We are currently evaluating the Synthetic Monitoring of Elastic with 2 applications (1 Java with JSP, 1 Angular) and although we did not create huge tests yet, I would like to give our opinion about the current status:
Overall, I like the experience of running and monitoring the tests already while the recorder is still in an early stage and misses a few features that would make it really useful. The 2 things I like the most are the project monitors to support version control and the detailed overview over what is happening in each step (like the screenshots and the detailed network requests).
With this being said, here is a list of features that would greatly improve the experience in my opinion:
My biggest problem are the currently required privileges for creating Synthetic Monitoring Tests on a private location as I need to grant
all privileges on fleet and integrations to all spaces when a user should be able to push tests for a SINGLE space on a SINGLE private location. With this, he would be able to modify private locations, edit integrations other than synthetic monitoring and editing all other fleet agents and he also sees all spaces instead of ONE space he has access to. So basically, I would either grant them full access to fleet or I would have to manage the tests of all users for them.
As I am already using Elastic APM I configured the APM service name for my tests, but I was unable to find a link within the synthetic test details to show the corresponding APM traces. It would be great to have a direct link to APM (and of course other features like logs and metrics).
When using custom certificates with our own root CA, synthetic tests could use a bit of improvement. You can either disable the certificate validation (which is something nobody should ever do), or you can create your custom image based on the official Elastic agent image with your own certificates included. We currently use option 2 but it would be cool not having to maintain our own version of the image.
Another improvement would be to check the certificates on servers checked with synthetic tests the same way as it is already done with HTTP single page tests. Of course, this can currently be solved with a dummy HTTP test against the server but it would be great to support it nevertheless.
I don't know if this is possible but I would like to be able to run the synthetic tests in a CI pipeline: When using project monitors, the tester or developer could push changes to the tests into GIT, the CI would run the tests and fail if any of the tests fail. This way, only correct tests would be merged into the main branch. Maybe this could be possible with a special command option to the elastic agent image?
When running the Test with the synthetics recorder, the Browser window will be closed directly after completion. It would be great if the browser window would stay open after completion: For failed tests, we could check what happened and fix the test before a restart. For successfull tests, we could then add additional actions/steps.
It would be cool if the recorder had the option to reorder actions within a step.
Currently, the selector is already shown when hovering over an element in the browser. When adding an assertion, we need to manually type this selector into the recorder. It would be great if we could either copy the selector for the current element to paste it into the recorder or if we could select an element from within the recorder (like the element selector feature in the browser DevTools).

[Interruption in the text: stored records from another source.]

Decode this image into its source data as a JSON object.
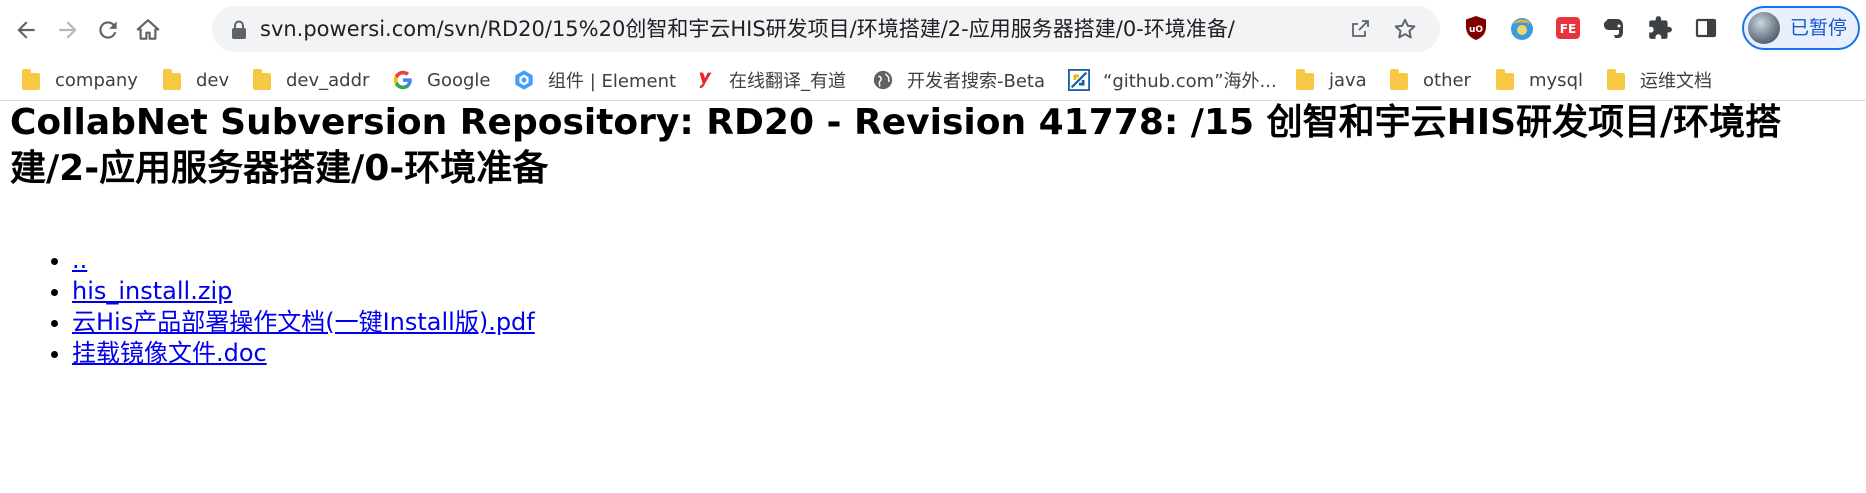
{
  "browser": {
    "url": "svn.powersi.com/svn/RD20/15%20创智和宇云HIS研发项目/环境搭建/2-应用服务器搭建/0-环境准备/",
    "profile_label": "已暂停",
    "icons": {
      "back": "arrow-left-icon",
      "forward": "arrow-right-icon",
      "reload": "reload-icon",
      "home": "home-icon",
      "lock": "lock-icon",
      "share": "share-icon",
      "star": "star-icon",
      "extensions": [
        "ublock-shield-icon",
        "ball-extension-icon",
        "fe-helper-icon",
        "evernote-icon",
        "puzzle-extensions-icon",
        "side-panel-icon"
      ]
    },
    "accent_color": "#1a73e8"
  },
  "bookmarks": [
    {
      "label": "company",
      "icon": "folder-icon"
    },
    {
      "label": "dev",
      "icon": "folder-icon"
    },
    {
      "label": "dev_addr",
      "icon": "folder-icon"
    },
    {
      "label": "Google",
      "icon": "google-icon"
    },
    {
      "label": "组件 | Element",
      "icon": "element-icon"
    },
    {
      "label": "在线翻译_有道",
      "icon": "youdao-icon"
    },
    {
      "label": "开发者搜索-Beta",
      "icon": "globe-icon"
    },
    {
      "label": "“github.com”海外...",
      "icon": "github-mirror-icon"
    },
    {
      "label": "java",
      "icon": "folder-icon"
    },
    {
      "label": "other",
      "icon": "folder-icon"
    },
    {
      "label": "mysql",
      "icon": "folder-icon"
    },
    {
      "label": "运维文档",
      "icon": "folder-icon"
    }
  ],
  "page": {
    "title": "CollabNet Subversion Repository: RD20 - Revision 41778: /15 创智和宇云HIS研发项目/环境搭建/2-应用服务器搭建/0-环境准备",
    "entries": [
      "..",
      "his_install.zip",
      "云His产品部署操作文档(一键Install版).pdf",
      "挂载镜像文件.doc"
    ],
    "link_color": "#0000ee"
  }
}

It would be a good addition to allow access to settings like timeouts and so on in the recorder (which can be configured using the playwright options in Kibana).
It would be great to have parameter support in the recorder. This way, we could already create the parameters there and prevent hardcoded entries from being pushed to Elastic and Git. This is especially useful for not leaking passwords.
When an application uses OIDC (e.g. with Keycloak), the synthetics recorder detects the redirect as a navigation and adds this to the test. Although it is easy to delete the step, maybe it is possible to detect such redirects and ignoring them? Maybe it even makes sense to ignore all redirects as they are sent by the server and we expect the server to send them for all runs?